Auto-Conditioned Recurrent Networks for Extended Complex Human Motion Synthesis
Zimo Li, Yi Zhou, Shuangjiu Xiao, Chong He, Zeng Huang, Hao Li
TL;DR
The paper tackles the challenge of long-horizon, realistic motion synthesis by addressing error accumulation in autoregressive models. It introduces the auto-conditioned RNN (acRNN) that trains the network to condition on its own outputs with a fixed length, enabling sustained generation of diverse motions such as dances and martial arts. Across quantitative and qualitative evaluations on CMU datasets, acRNN demonstrates markedly improved long-term stability, generating hundreds of seconds of coherent motion without permanent divergence or freezing, outperforming prior RNN-based approaches. This approach has practical implications for real-time animation and VR, enabling richer, stylistically varied motion generation without relying on extensive databases or hand-crafted priors.
Abstract
We present a real-time method for synthesizing highly complex human motions using a novel training regime we call the auto-conditioned Recurrent Neural Network (acRNN).
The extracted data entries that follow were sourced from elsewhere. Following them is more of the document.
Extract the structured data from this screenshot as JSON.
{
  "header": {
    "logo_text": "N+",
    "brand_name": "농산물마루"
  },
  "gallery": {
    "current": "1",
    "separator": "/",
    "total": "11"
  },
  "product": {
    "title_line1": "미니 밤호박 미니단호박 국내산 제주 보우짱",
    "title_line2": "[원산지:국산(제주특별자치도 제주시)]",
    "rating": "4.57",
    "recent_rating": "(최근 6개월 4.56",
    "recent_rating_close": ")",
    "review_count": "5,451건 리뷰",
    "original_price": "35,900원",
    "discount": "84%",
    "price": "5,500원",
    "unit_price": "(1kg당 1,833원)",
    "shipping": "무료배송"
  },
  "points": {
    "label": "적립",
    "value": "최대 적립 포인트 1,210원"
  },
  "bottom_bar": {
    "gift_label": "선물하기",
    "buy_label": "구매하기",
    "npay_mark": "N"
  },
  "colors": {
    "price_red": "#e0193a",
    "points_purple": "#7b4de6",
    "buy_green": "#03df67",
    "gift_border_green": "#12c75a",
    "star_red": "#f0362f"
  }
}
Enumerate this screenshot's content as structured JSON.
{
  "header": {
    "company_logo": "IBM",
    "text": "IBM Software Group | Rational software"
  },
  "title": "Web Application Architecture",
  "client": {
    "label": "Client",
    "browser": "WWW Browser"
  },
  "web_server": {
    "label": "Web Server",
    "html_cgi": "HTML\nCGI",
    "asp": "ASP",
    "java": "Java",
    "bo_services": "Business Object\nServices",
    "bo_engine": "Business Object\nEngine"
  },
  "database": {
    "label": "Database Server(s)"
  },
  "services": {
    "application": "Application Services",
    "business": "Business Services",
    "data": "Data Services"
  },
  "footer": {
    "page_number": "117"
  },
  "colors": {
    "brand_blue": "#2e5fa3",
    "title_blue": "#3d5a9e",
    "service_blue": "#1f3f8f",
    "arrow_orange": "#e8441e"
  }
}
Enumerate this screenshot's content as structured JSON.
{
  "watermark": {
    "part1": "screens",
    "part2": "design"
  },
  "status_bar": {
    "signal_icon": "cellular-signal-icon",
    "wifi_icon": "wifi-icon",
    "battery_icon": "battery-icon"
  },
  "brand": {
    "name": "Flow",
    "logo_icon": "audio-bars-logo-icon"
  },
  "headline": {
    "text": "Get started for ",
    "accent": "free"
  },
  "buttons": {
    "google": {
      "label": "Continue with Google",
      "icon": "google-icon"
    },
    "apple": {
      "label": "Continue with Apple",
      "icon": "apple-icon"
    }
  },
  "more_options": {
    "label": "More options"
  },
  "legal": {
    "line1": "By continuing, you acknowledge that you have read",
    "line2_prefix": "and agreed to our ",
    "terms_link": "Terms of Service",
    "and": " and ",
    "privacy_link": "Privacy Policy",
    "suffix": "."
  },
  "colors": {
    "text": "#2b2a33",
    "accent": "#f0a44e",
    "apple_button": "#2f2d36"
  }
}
Recently, researchers have attempted to synthesize new motion by using autoregressive techniques, but existing methods tend to freeze or diverge after a couple of seconds due to an accumulation of errors that are fed back into the network. Furthermore, such methods have only been shown to be reliable for relatively simple human motions, such as walking or running. In contrast, our approach can synthesize arbitrary motions with highly complex styles, including dances or martial arts in addition to locomotion. The acRNN is able to accomplish this by explicitly accommodating for autoregressive noise accumulation during training. Our work is the first to our knowledge that demonstrates the ability to generate over 18,000 continuous frames (300 seconds) of new complex human motion w.r.t. different styles.